Mobility vs Portability
Ben on Carrypad said this: The iPad is portable, but not mobile. I think in my early usage I would have to agree with him. Sure I can tote it around my workplace or my home, but the iPhone changed my definition of mobile somewhat. Basically at this point pulling out my iPhone is almost a thought-free casual act that I do over and over. In my early usage with the iPad, it is something that I consciously have to reach for, and while I may lug it to a meeting here and there, or to a rehearsal, I don’t see myself using it in the same way I do the iPhone. I can see myself taking it on the road and using it along with a Bluetooth keyboard and the dock to get some work done. But that’s different than using it when I’m out and about to check email, or check in on FourSquare or whatever. I also find myself leaving it on my desk quite easily knowing that I have the iPhone with me when I am on the prowl. That may change with time, but for now, I’m in agreement with Ben. This is more of a portable device than a mobile one.

Summing it all up
This isn’t the end of my thoughts on the iPad. I’ve got more to say and broken those thoughts down into what will be several different posts that I’m still working on. The next one is about the iPad from a Tablet PC users perspective. That should be out Tuesday, if all goes well. I’ve tried here to focus on the iPad as a device and in many ways I’m probably only scratching the surface. Similarly the iPad is a scratch in the surface of what I hope will be a very deep experience over the years to come from Apple and all of its competitors. I’m a big believer in this slate form factor now that the technology has come close to catching up to the vision put forth by Bill Gates. I think the iPad is a bold and promising next step on that journey. It is also an important step. It’s not the perfect device yet by any means, but as a generation one device I believe that the iPad is not only a great device to kick start a new era of computing, but it also has set some important benchmarks that will affect all we see hereafter. That’s a 30,000 feet high viewpoint. From down on the ground the iPad is a very attractive, very marketable, and very fun consumer device. It will change more than a few people’s opinions about what a computer is and should be. It may replace eBook readers for some, gaming machines for others, and for some even notebooks or netbooks. For others it will be an excellent companion device. No matter the case, it is a terrific but flawed device that holds great promise. There is much room for others in the market, but as they seem so willingly to do, others will be forced to respond to Apple’s first out the gate iPad. Adam Engst called the iPad experience a Tablua Rasa or blank slate, and in many ways I think he’s correct. Given that you can change the icons that appear in the Springboard of the dock, I think over time when you look at the iPads of different users, what you see in those six slots will tell you how they use this Tablua Rasa. But I think that should be the case with all Tablet/Slates, or at least that’s what those who create them should aim for if they hope to succeed.

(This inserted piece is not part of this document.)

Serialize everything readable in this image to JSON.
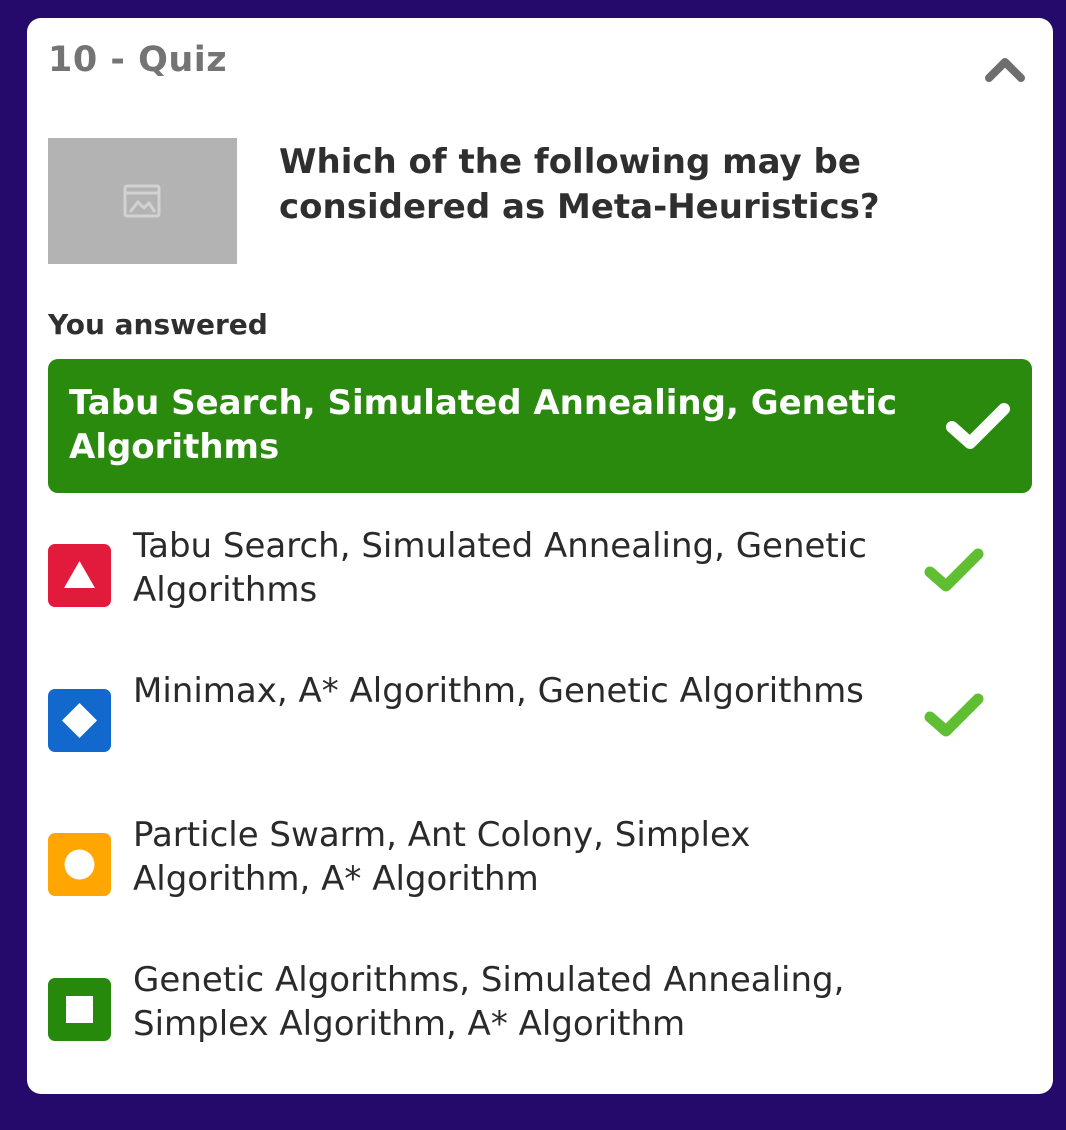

Other Posts in This Series

4 Comments

4 Comments

  1. Joe

    04/12/2010 at 6:34 pm

    Very nice review. I agree on the importance of the day-long battery life. I don’t envy HP on having to build a system powerful enough to run a full OS, while keeping it as light, thin, and lasting as the iPad.

  2. DP

    04/12/2010 at 9:59 pm

    Warner, I just want to say that I think this is absolutely the most evenhanded and informative iPad review I’ve read by far. It is full not just of useful information, but even more importantly, it has the kind of insight that too many reviewers seem to miss in either singing their “fanboy” praises, or sniping at Apple’s perceived arrogance. Thanks so much and I look forward to reading more!

  3. Mike

    04/14/2010 at 8:29 am

    Thanks for the in-depth chat, Warner.
    Any chance we’ll see Thomasin have a go at it?
    That would be pretty interesting I think.

    • Warner Crocker

      04/14/2010 at 8:39 am

      Mike,

      We’re actually hoping to get her on video with the device tonight. At least that’s the plan.